A question about load shared memory in matrix multiplication

NUM_PER_THREAD_M = 8
NUM_PER_THREAD_N = 1
SUBK = 32
as[32][32]
bs[32][32]
I

            for (int j = 0; j < SUBK; ++j)
            {
                for (int m = 0; m < NUM_PER_THREAD_M; ++m)
                {
                    for (int n = 0; n < NUM_PER_THREAD_N; ++n)
                    {
                        // if (i + j < K)
                        {
                            int idXTmp = (j+tidY + m * DIVIDE_M) % 32;
                            // if ((idY + m * DIVIDE_M) < M && (idX + n * DIVIDE_N) < N && i + j < K)
                            cTmp[m][n] += as[(tidY + m * DIVIDE_M)][j] * bs[j][(tidX + n * DIVIDE_N)];
                        }
                    }
                }
            }

I am trying to implement matrix multiplication using CUDA. I encountered a strange issue when I attempted to replace the j in as[i][j] with idxTmp. In the compute, both the Instructions and Requests for shared memory load doubled. The kernel’s performance also decreased significantly, which I find quite puzzling. I’m wondering if the shared memory is also loaded in sections, so that following the order 0 1 2 3 4 5 6 7 8 would only require two loads, but following the order 1 2 3 4 5 6 7 0 would require three loads. Could this be the reason for the increase in Requests?

PS: When I changed NUM_PER_THREAD_M from 4 to 8, I noticed bank conflicts occurring. I know this approach won’t solve the bank conflict issue, as there should be no bank conflict when reading as. However, I still find this accidental discovery quite strange.

Often it helps to make arrays a bit larger, e.g. as[32][33]. So that a change in either coordinate lands in a different bank.

Is it true that in your code tidX goes from 0…7 and tidY is always 0? Or how are your 32 threads for a warp arranged? If you divide the index into shared memory (converted into 1D) by 32, all your 32 threads should get a different result for the bank number to avoid bank conflicts.
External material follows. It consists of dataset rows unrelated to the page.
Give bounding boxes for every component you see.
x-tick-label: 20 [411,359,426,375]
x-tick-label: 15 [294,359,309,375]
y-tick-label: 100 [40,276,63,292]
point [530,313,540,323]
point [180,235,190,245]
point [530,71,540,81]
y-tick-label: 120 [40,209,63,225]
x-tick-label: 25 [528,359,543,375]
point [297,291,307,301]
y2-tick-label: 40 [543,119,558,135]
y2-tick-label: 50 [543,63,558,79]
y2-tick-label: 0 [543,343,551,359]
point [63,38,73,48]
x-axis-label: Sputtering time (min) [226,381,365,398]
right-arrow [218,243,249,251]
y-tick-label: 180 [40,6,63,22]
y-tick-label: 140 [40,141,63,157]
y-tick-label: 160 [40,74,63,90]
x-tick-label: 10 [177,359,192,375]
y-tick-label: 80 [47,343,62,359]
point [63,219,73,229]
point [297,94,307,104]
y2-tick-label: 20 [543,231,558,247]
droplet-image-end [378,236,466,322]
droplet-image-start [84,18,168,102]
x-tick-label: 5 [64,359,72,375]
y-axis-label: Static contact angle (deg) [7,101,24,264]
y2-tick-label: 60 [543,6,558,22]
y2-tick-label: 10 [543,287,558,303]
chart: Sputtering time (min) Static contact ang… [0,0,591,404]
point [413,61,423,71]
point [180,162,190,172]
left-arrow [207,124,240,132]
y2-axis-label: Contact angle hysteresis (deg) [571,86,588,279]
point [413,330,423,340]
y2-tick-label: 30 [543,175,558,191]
Hi, Curefab, tidY is not always 0.

int tidX = threadIdx.x;
int tidY = threadIdx.y;

Here is my code, CUDA-Learning-Journal/cplusplus/05_multiplication/matrix_multiplication.ipynb at main · Qin-sx/CUDA-Learning-Journal · GitHub.
The test function is matrix_multiplication2.
When I set NUM_PER_THREAD_M = 4, there is no bank conflict.


When I set NUM_PER_THREAD_M = 8, bank conflict occurred.

When I set NUM_PER_THREAD_M = 8 and as[BLOCK_SIZE_M][SUBK+1]``bs[SUBK][BLOCK_SIZE_N+1] , bank conflict occurred and function time has increased a lot.

Could you help me take a look at why this might be happening?
Thank you for your time!

Hi qin_sx,
the shared load bank conflicts could also be from a wrong measurement, as they are only few and sometimes bank conflicts are not counted in an exact way.
You can change to source code view in Compute Nsight and find, at which code lines the bank conflicts happen.

But for generally finding out and solving bank conflicts:
For the first 32 threads ((blockIdx.x/y/z == 0) && ((threadIdx.z * blockDim.y) + threadIdx.y) * blockDim.x + threadIdx.x < 32)), calculate the linearized array index for 4-byte-accesses (for [N][M][K] idx = (n * M + m) * K + k) modulo % 32 for each read or write access separately.
You should get all numbers between 0 and 31 in any order. If some numbers are there multiple times, there are bank conflicts.

You could either directly output from device code (printf), store into some output array of indices, simulate the code or at least the index calculation on the host or do it with pen & paper.

Some common tricks are,

  • resorting the dimensions (e.g. that threadIdx.x and threadIdx.y are at the lowest/rightmost dimensions, even if they belong to separate work packages)
  • creating an array with more elements in the lowest dimension (e.g. 33 instead of 32), it can be accessed row-wise and column-wise
  • instead of [i][j] (if you decide so) always access [i][j^i] or [i][(j+i))%32] (example for [32][32] array, which can be accessed row-wise and column-wise without extending to 33)
  • in really extreme cases, combine two (or more) accesses: the odd threads do one kind of access, the even threads another array position, and then they change the access; afterwards you resort the data in each thread
  • remember, you can store in a different layout, if you also read back in a different layout; and only because for one row, a certain column lands in a certain bank, it does not have to for a different row
  • there are a lot of rules and tricks coming from modulo arithmetics, remainders and common divisors
  • often it is better to have more complicated indices, if you can avoid bank conflicts; especially for programs using shared memory a lot, so that it can be a bottleneck; some (parts of) index calculations also can be reused between loop iterations

This should get you quite far.
If you point to a specific access (single source code line), which cannot be solved in this way, I would help optimize it further.

Thank you for your reply. I will continue to delve deeper into this issue.